495, 502–03, 525.) In June 2017 and February 2018, this Court granted the Beltran Plaintiffs collective actions status for purposes of the FLSA, and class action status pursuant to Federal Rule of Civil Procedure 23, respectively. (Docs. ## 569, 828.) The Court established 18 classes and subclasses including the “Antitrust Class,” defined as “[a]ll persons sponsored by any [Sponsor] Defendant to work as a standard au pair in the United States pursuant to a J-1 Visa,” the “RICO Class,” comprised of “[a]ll persons sponsored by [Sponsor] Defendants Au Pair Care in America (American Institute for Foreign Study), AuPairCare, Inc., Cultural Care, Inc. or InterExchange, Inc., to work as a standard au pair in the United States pursuant to a J-1 Visa,” and 16 State/Sponsor subclasses. (Doc. # 828 at 34–37.) The parties ultimately settled.
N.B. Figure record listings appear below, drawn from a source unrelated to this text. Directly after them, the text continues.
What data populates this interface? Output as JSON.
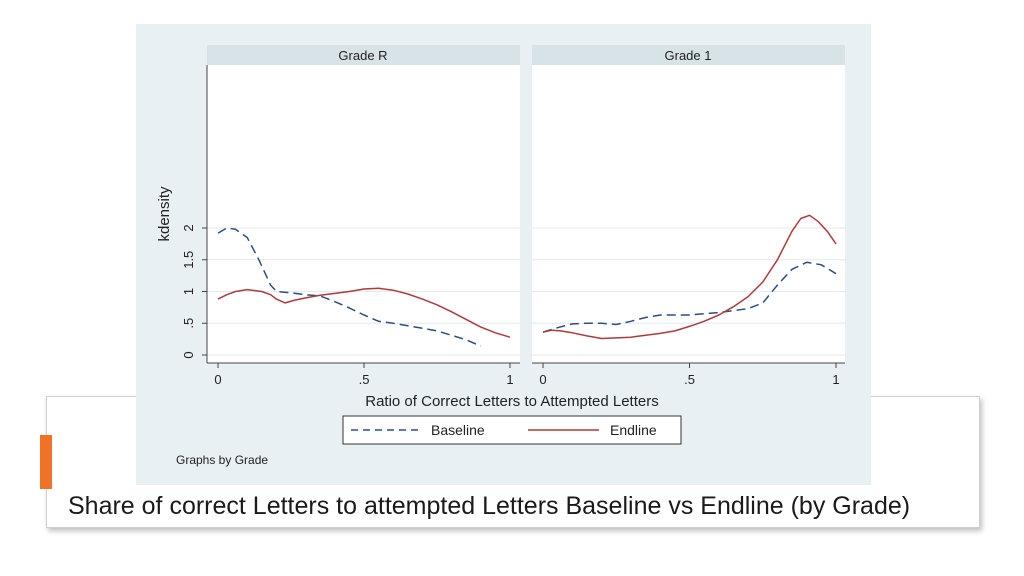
{
  "caption": "Share of correct Letters to attempted Letters Baseline vs Endline (by Grade)",
  "note": "Graphs by Grade",
  "colors": {
    "baseline": "#2b4f80",
    "endline": "#b03a3a",
    "accent": "#ee7326"
  },
  "chart_data": {
    "type": "line",
    "title": "",
    "xlabel": "Ratio of Correct Letters to Attempted Letters",
    "ylabel": "kdensity",
    "xlim": [
      0,
      1
    ],
    "ylim": [
      0,
      2.2
    ],
    "xticks": [
      0,
      0.5,
      1
    ],
    "xtick_labels": [
      "0",
      ".5",
      "1"
    ],
    "yticks": [
      0,
      0.5,
      1,
      1.5,
      2
    ],
    "ytick_labels": [
      "0",
      ".5",
      "1",
      "1.5",
      "2"
    ],
    "grid": true,
    "legend": {
      "placement": "bottom",
      "entries": [
        "Baseline",
        "Endline"
      ]
    },
    "panels": [
      {
        "name": "Grade R",
        "series": [
          {
            "name": "Baseline",
            "style": "dashed",
            "x": [
              0,
              0.03,
              0.06,
              0.1,
              0.14,
              0.18,
              0.2,
              0.25,
              0.3,
              0.35,
              0.4,
              0.45,
              0.5,
              0.55,
              0.6,
              0.65,
              0.7,
              0.75,
              0.8,
              0.85,
              0.9
            ],
            "y": [
              1.92,
              2.0,
              1.98,
              1.85,
              1.5,
              1.1,
              1.0,
              0.98,
              0.95,
              0.93,
              0.84,
              0.74,
              0.63,
              0.53,
              0.5,
              0.46,
              0.42,
              0.38,
              0.31,
              0.24,
              0.14
            ]
          },
          {
            "name": "Endline",
            "style": "solid",
            "x": [
              0,
              0.03,
              0.06,
              0.1,
              0.15,
              0.18,
              0.2,
              0.23,
              0.26,
              0.3,
              0.35,
              0.4,
              0.45,
              0.5,
              0.55,
              0.6,
              0.65,
              0.7,
              0.75,
              0.8,
              0.85,
              0.9,
              0.95,
              1.0
            ],
            "y": [
              0.88,
              0.95,
              1.0,
              1.03,
              1.0,
              0.95,
              0.88,
              0.82,
              0.86,
              0.9,
              0.94,
              0.97,
              1.0,
              1.04,
              1.05,
              1.02,
              0.96,
              0.88,
              0.79,
              0.68,
              0.56,
              0.44,
              0.35,
              0.28
            ]
          }
        ]
      },
      {
        "name": "Grade 1",
        "series": [
          {
            "name": "Baseline",
            "style": "dashed",
            "x": [
              0,
              0.05,
              0.1,
              0.15,
              0.2,
              0.25,
              0.3,
              0.35,
              0.4,
              0.45,
              0.5,
              0.55,
              0.6,
              0.65,
              0.7,
              0.75,
              0.8,
              0.85,
              0.9,
              0.95,
              1.0
            ],
            "y": [
              0.36,
              0.43,
              0.49,
              0.5,
              0.5,
              0.48,
              0.53,
              0.59,
              0.63,
              0.63,
              0.63,
              0.65,
              0.67,
              0.7,
              0.73,
              0.82,
              1.1,
              1.35,
              1.46,
              1.42,
              1.28
            ]
          },
          {
            "name": "Endline",
            "style": "solid",
            "x": [
              0,
              0.03,
              0.06,
              0.1,
              0.15,
              0.2,
              0.25,
              0.3,
              0.35,
              0.4,
              0.45,
              0.5,
              0.55,
              0.6,
              0.65,
              0.7,
              0.75,
              0.8,
              0.85,
              0.88,
              0.91,
              0.94,
              0.97,
              1.0
            ],
            "y": [
              0.36,
              0.39,
              0.38,
              0.35,
              0.3,
              0.26,
              0.27,
              0.28,
              0.31,
              0.34,
              0.38,
              0.45,
              0.53,
              0.63,
              0.76,
              0.92,
              1.15,
              1.5,
              1.95,
              2.15,
              2.2,
              2.1,
              1.95,
              1.75
            ]
          }
        ]
      }
    ]
  }
}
Sponsor Defendants agreed to pay $65.5 million to

be distributed to participating class members with allocations based on federal minimum wage—including overtime pay, and additional amounts if au pairs worked in states with a higher minimum wage. (Doc. # 1189 at 3, 7–9.) “In exchange, the Classes are providing releases to the [Sponsor] Defendants and to host families. . . . The [Sponsor] Defendants will receive a standard general release. . . . The host families will receive a narrower release tailored to the claims asserted in the litigation.” (Id. at 7.) On January 23, 2019, this Court granted preliminary approval of the settlement and approved the notice to class members. (Doc.